MotoGP. Demasiado. So brut

Entre los miles de visitantes que recibió Alcañiz el pasado fin de semana con motivo del Mundial de MotoGP hubo quien no encontró la expresión adecuada para describir tal ambiente de fiesta y afición por las motos y las carreras y recurrió a la imaginación. “So brut” suena a algo más que “demasiao” y también al inglés que tanto se usa en el circuito. Todo parecía posible.

Y lo fue. El pasado jueves, en medio de la avenida Aragón de Alcañiz, después de recorrer el emblemático Circuito Guadalope, el piloto Jorge Lorenzo había dicho que “no hay que tirar la toalla y hay que intentar luchar por ganar”. Así fue. Ayer luchó y ganó la carrera de MotoGP en MotorLand. También dijo que en Alcañiz se nota que mucha gente “tiene gasolina en las venas y que siente la pasión por el motor muchísimo”. Y esa pasión estalló el fin de semana. Vecinos y visitantes convivieron en una fiesta que se expandió por la avenida Aragón, la plaza Santo Domingo y, especialmente, por las plazas de España y Mendizábal donde no cabía un alfiler.

La música de las diferentes discomóviles se mezclaba con los tremendos acelerones de moto y la quema de rueda que formaba grandes nubes de humo y que dejó la firma de la fiesta en el asfalto, incluso en la calle peatonal Alejandre. Algunos llegaban a echar alcohol por los tubos de escape provocando llamaradas.
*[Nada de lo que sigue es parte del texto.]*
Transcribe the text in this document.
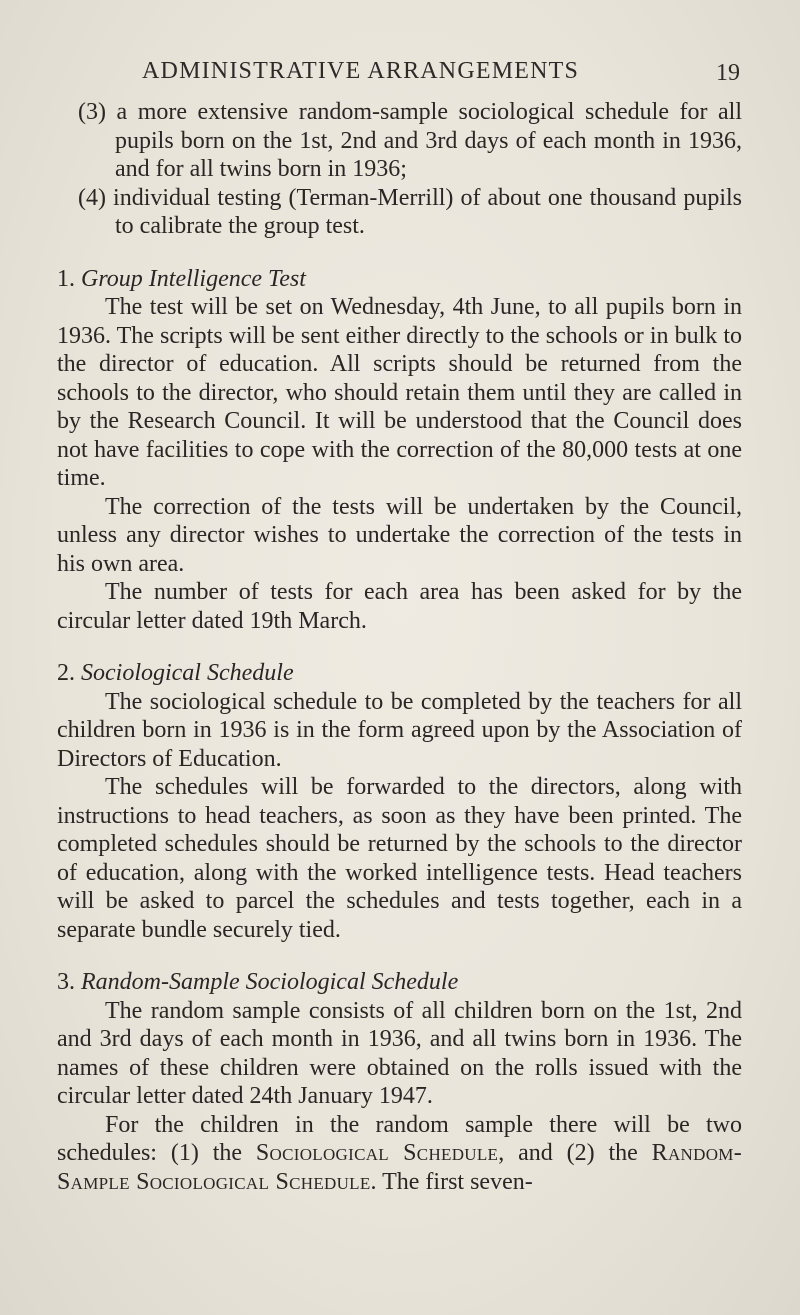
ADMINISTRATIVE ARRANGEMENTS	19

(3) a more extensive random-sample sociological schedule for all pupils born on the 1st, 2nd and 3rd days of each month in 1936, and for all twins born in 1936;

(4) individual testing (Terman-Merrill) of about one thousand pupils to calibrate the group test.

1. Group Intelligence Test

The test will be set on Wednesday, 4th June, to all pupils born in 1936. The scripts will be sent either directly to the schools or in bulk to the director of education. All scripts should be returned from the schools to the director, who should retain them until they are called in by the Research Council. It will be understood that the Council does not have facilities to cope with the correction of the 80,000 tests at one time.

The correction of the tests will be undertaken by the Council, unless any director wishes to undertake the correction of the tests in his own area.

The number of tests for each area has been asked for by the circular letter dated 19th March.

2. Sociological Schedule

The sociological schedule to be completed by the teachers for all children born in 1936 is in the form agreed upon by the Association of Directors of Education.

The schedules will be forwarded to the directors, along with instructions to head teachers, as soon as they have been printed. The completed schedules should be returned by the schools to the director of education, along with the worked intelligence tests. Head teachers will be asked to parcel the schedules and tests together, each in a separate bundle securely tied.

3. Random-Sample Sociological Schedule

The random sample consists of all children born on the 1st, 2nd and 3rd days of each month in 1936, and all twins born in 1936. The names of these children were obtained on the rolls issued with the circular letter dated 24th January 1947.

For the children in the random sample there will be two schedules: (1) the Sociological Schedule, and (2) the Random-Sample Sociological Schedule. The first seven-
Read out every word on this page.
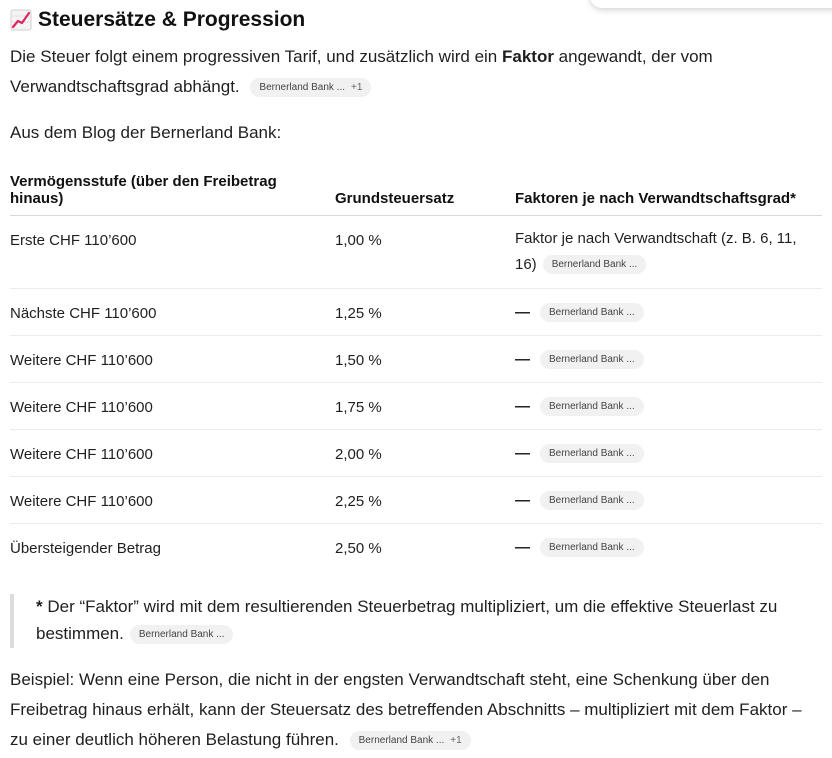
Steuersätze & Progression
Die Steuer folgt einem progressiven Tarif, und zusätzlich wird ein Faktor angewandt, der vom Verwandtschaftsgrad abhängt. Bernerland Bank ... +1
Aus dem Blog der Bernerland Bank:
Vermögensstufe (über den Freibetrag hinaus)	Grundsteuersatz	Faktoren je nach Verwandtschaftsgrad*
Erste CHF 110’600	1,00 %	Faktor je nach Verwandtschaft (z. B. 6, 11, 16) Bernerland Bank ...
Nächste CHF 110’600	1,25 %	— Bernerland Bank ...
Weitere CHF 110’600	1,50 %	— Bernerland Bank ...
Weitere CHF 110’600	1,75 %	— Bernerland Bank ...
Weitere CHF 110’600	2,00 %	— Bernerland Bank ...
Weitere CHF 110’600	2,25 %	— Bernerland Bank ...
Übersteigender Betrag	2,50 %	— Bernerland Bank ...
* Der “Faktor” wird mit dem resultierenden Steuerbetrag multipliziert, um die effektive Steuerlast zu bestimmen. Bernerland Bank ...
Beispiel: Wenn eine Person, die nicht in der engsten Verwandtschaft steht, eine Schenkung über den Freibetrag hinaus erhält, kann der Steuersatz des betreffenden Abschnitts – multipliziert mit dem Faktor – zu einer deutlich höheren Belastung führen. Bernerland Bank ... +1
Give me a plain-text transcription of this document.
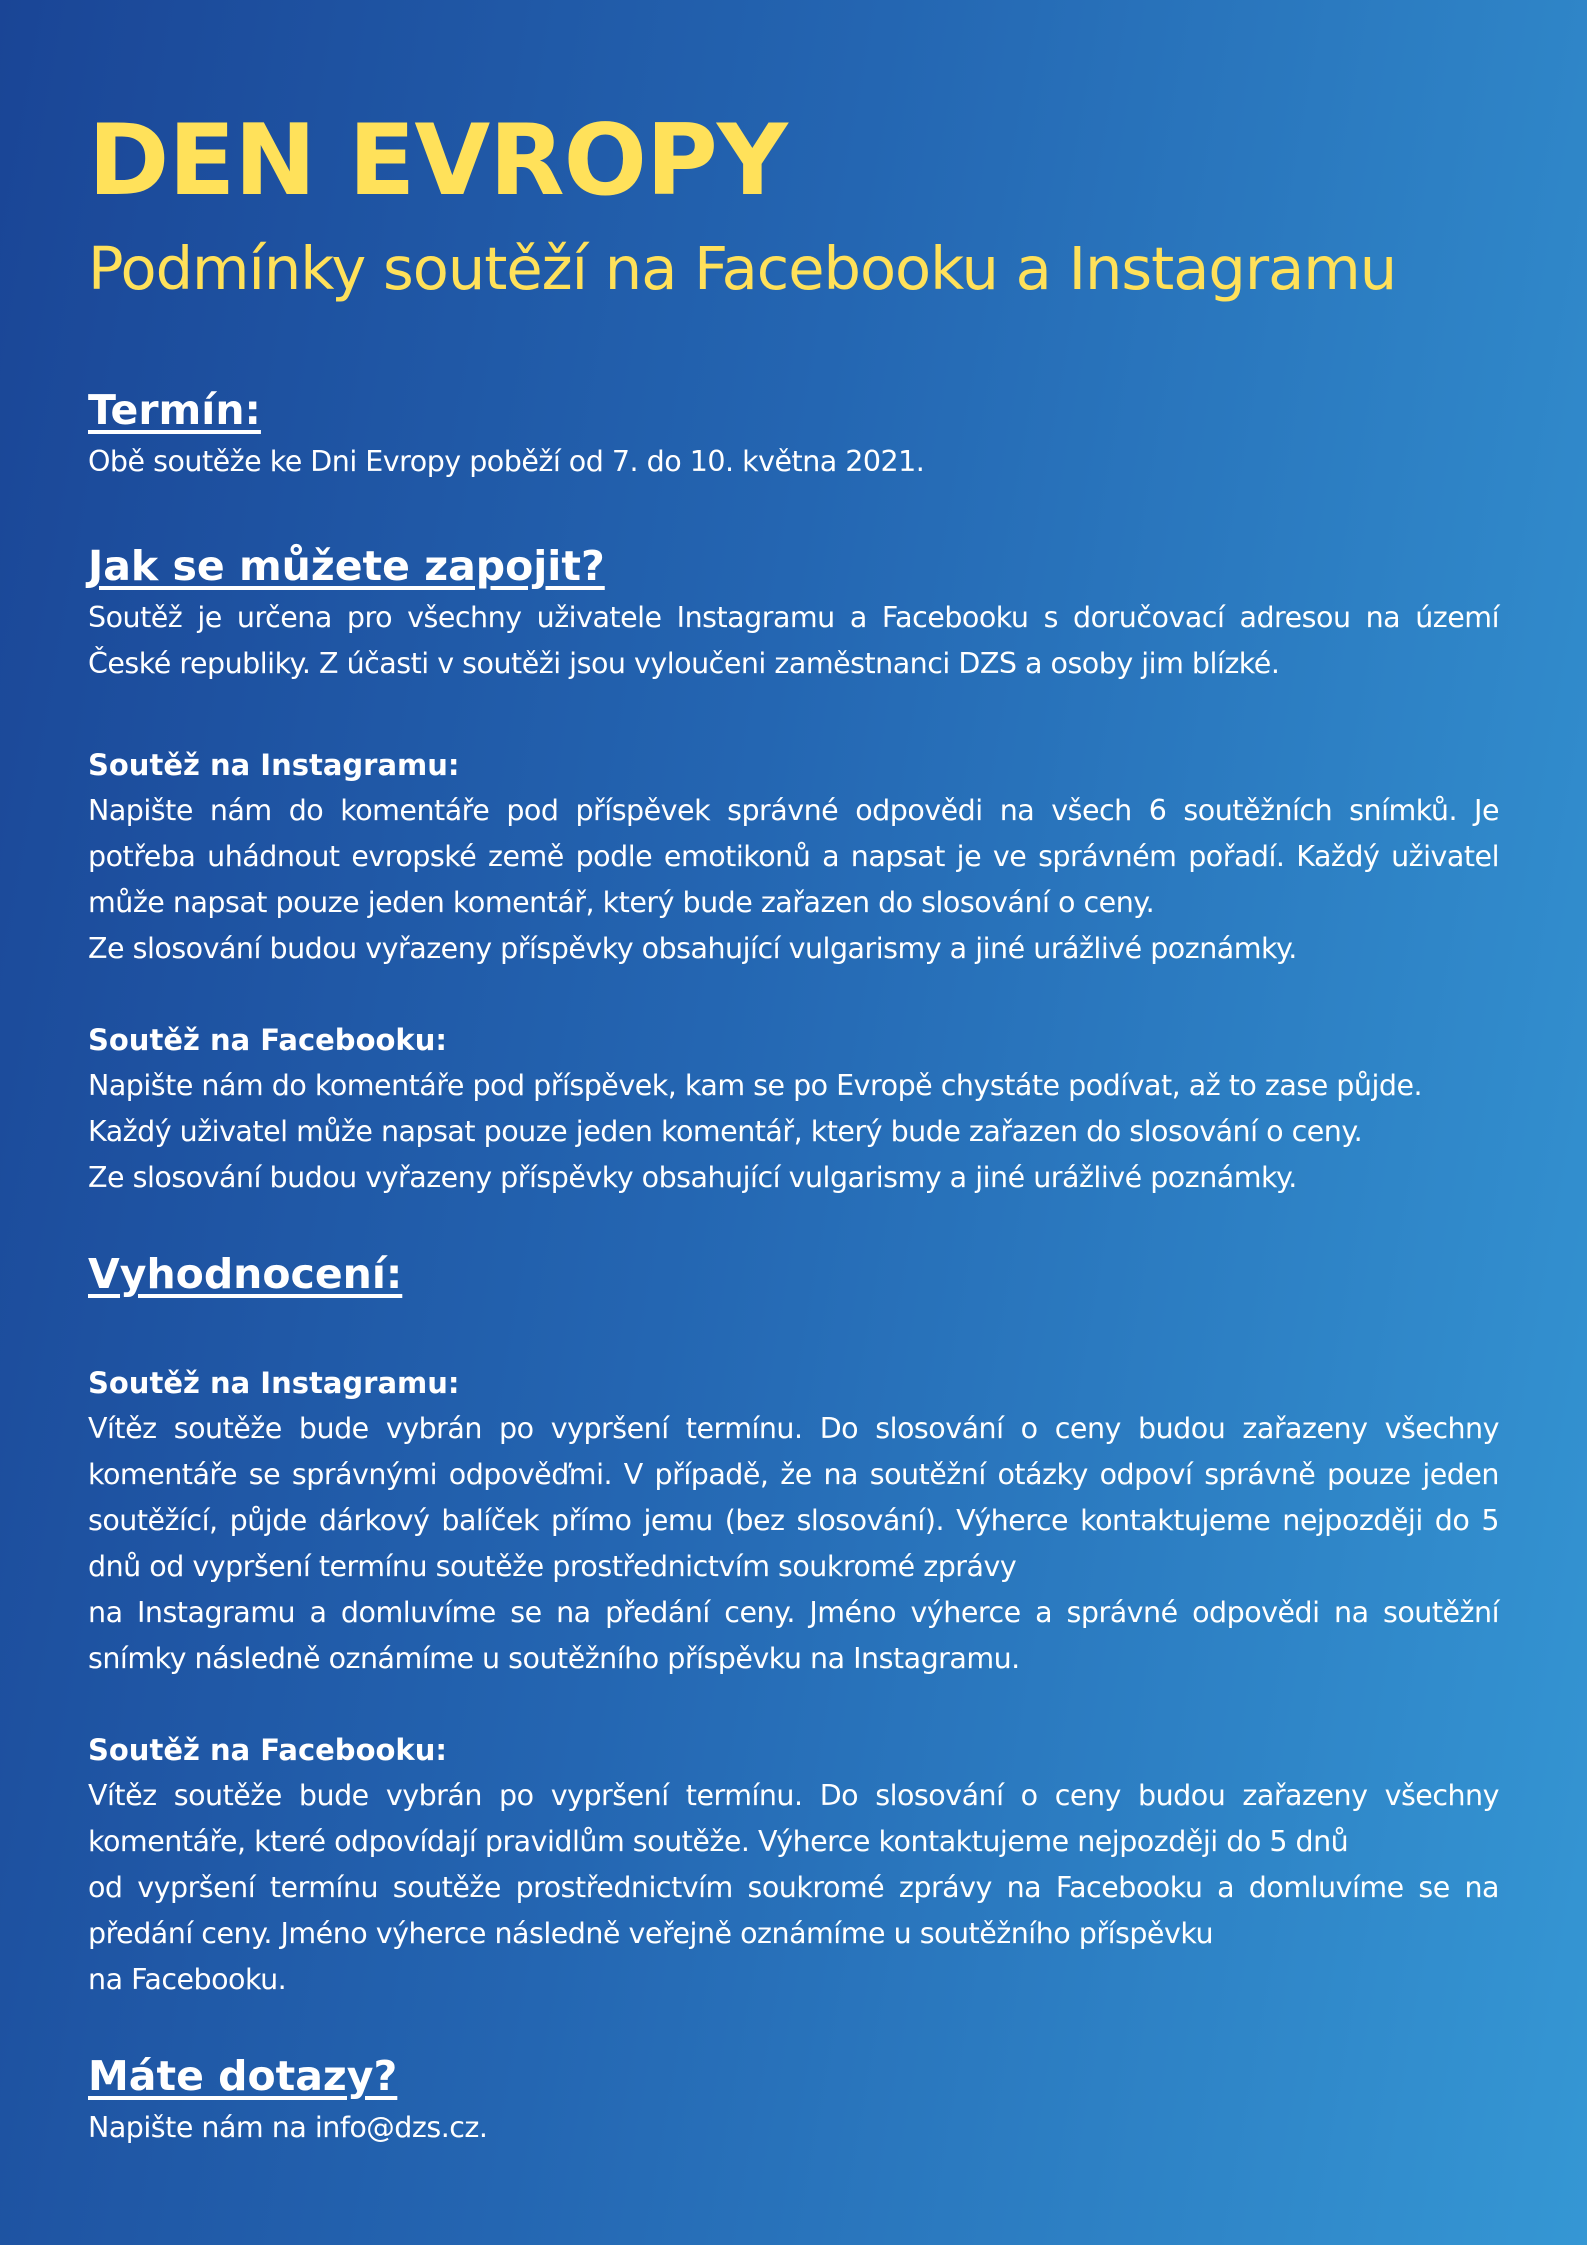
DEN EVROPY
Podmínky soutěží na Facebooku a Instagramu
Termín:

Obě soutěže ke Dni Evropy poběží od 7. do 10. května 2021.

Jak se můžete zapojit?

Soutěž je určena pro všechny uživatele Instagramu a Facebooku s doručovací adresou na území České republiky. Z účasti v soutěži jsou vyloučeni zaměstnanci DZS a osoby jim blízké.

Soutěž na Instagramu:

Napište nám do komentáře pod příspěvek správné odpovědi na všech 6 soutěžních snímků. Je potřeba uhádnout evropské země podle emotikonů a napsat je ve správném pořadí. Každý uživatel může napsat pouze jeden komentář, který bude zařazen do slosování o ceny.

Ze slosování budou vyřazeny příspěvky obsahující vulgarismy a jiné urážlivé poznámky.

Soutěž na Facebooku:

Napište nám do komentáře pod příspěvek, kam se po Evropě chystáte podívat, až to zase půjde.

Každý uživatel může napsat pouze jeden komentář, který bude zařazen do slosování o ceny.

Ze slosování budou vyřazeny příspěvky obsahující vulgarismy a jiné urážlivé poznámky.

Vyhodnocení:

Soutěž na Instagramu:

Vítěz soutěže bude vybrán po vypršení termínu. Do slosování o ceny budou zařazeny všechny komentáře se správnými odpověďmi. V případě, že na soutěžní otázky odpoví správně pouze jeden soutěžící, půjde dárkový balíček přímo jemu (bez slosování). Výherce kontaktujeme nejpozději do 5 dnů od vypršení termínu soutěže prostřednictvím soukromé zprávy

na Instagramu a domluvíme se na předání ceny. Jméno výherce a správné odpovědi na soutěžní snímky následně oznámíme u soutěžního příspěvku na Instagramu.

Soutěž na Facebooku:

Vítěz soutěže bude vybrán po vypršení termínu. Do slosování o ceny budou zařazeny všechny komentáře, které odpovídají pravidlům soutěže. Výherce kontaktujeme nejpozději do 5 dnů

od vypršení termínu soutěže prostřednictvím soukromé zprávy na Facebooku a domluvíme se na předání ceny. Jméno výherce následně veřejně oznámíme u soutěžního příspěvku

na Facebooku.

Máte dotazy?

Napište nám na info@dzs.cz.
El público rodeaba las chulerías moteras y se afanaba por grabar o hacer fotos con sus móviles. Acróbatas de las dos ruedas montaron un espectáculo junto a la plaza de toros acompañado de subasta de artículos.

El follón de la fiesta contrastaba con el orden meticuloso en el que los moteros aparcaban sus vehículos junto a las zonas de marcha para que los aficionados pudiesen admirarlos o hacerse fotos junto a ellos.
Se pudo cenar en la calle en varios puestos en los que se asaba longaniza, se cocinaban pizzas, se preparaban hamburguesas y también “chori-punks”.

Con la fiesta hirviendo, en la madrugada del domingo cayeron las primeras gotas de una lluvia que por la mañana subestimó el piloto Marc Márquez. Encabezaba la carrera de MotoGP y, apurando con su moto preparada para el asfalto seco, no cambió a la moto de lluvia hasta que no le quedó más remedio porque se cayó. Los más supersticiosos dijeron que llegó en la posición 12 + 1.

Durante la carrera hubo muchas caídas, la más gorda la del piloto italiano Valentino Rossi, que llegó a perder por unos segundos el conocimiento y fue atendido en el hospital de Alcañiz.
Rodando con ruedas de seco Jorge Lorenzo pensó que llegaría el cuarto. Observó la reacción de las motos de sus compañeros sobre mojado y decidió cambiar de moto.
Cuando volvió a unirse a la carrera estaba en duodécima posición. Pero el jueves en el Circuito Guadalope dijo que en MotorLand no tiraría la toalla. Hizo bien en no tirarla, pues pudo secar todas las inclemencias y ganó.
En la categoría Moto2 triunfó el español Maverick Viñales y en Moto3 el italiano Romano Fenati. El piloto descendiente de Valdealgorfa Álex Rins finalizó esta carrera en cuarta posición.
Desde el circuito de MotorLand siguieron la carrera alrededor de un 25% más de espectadores que el año pasado.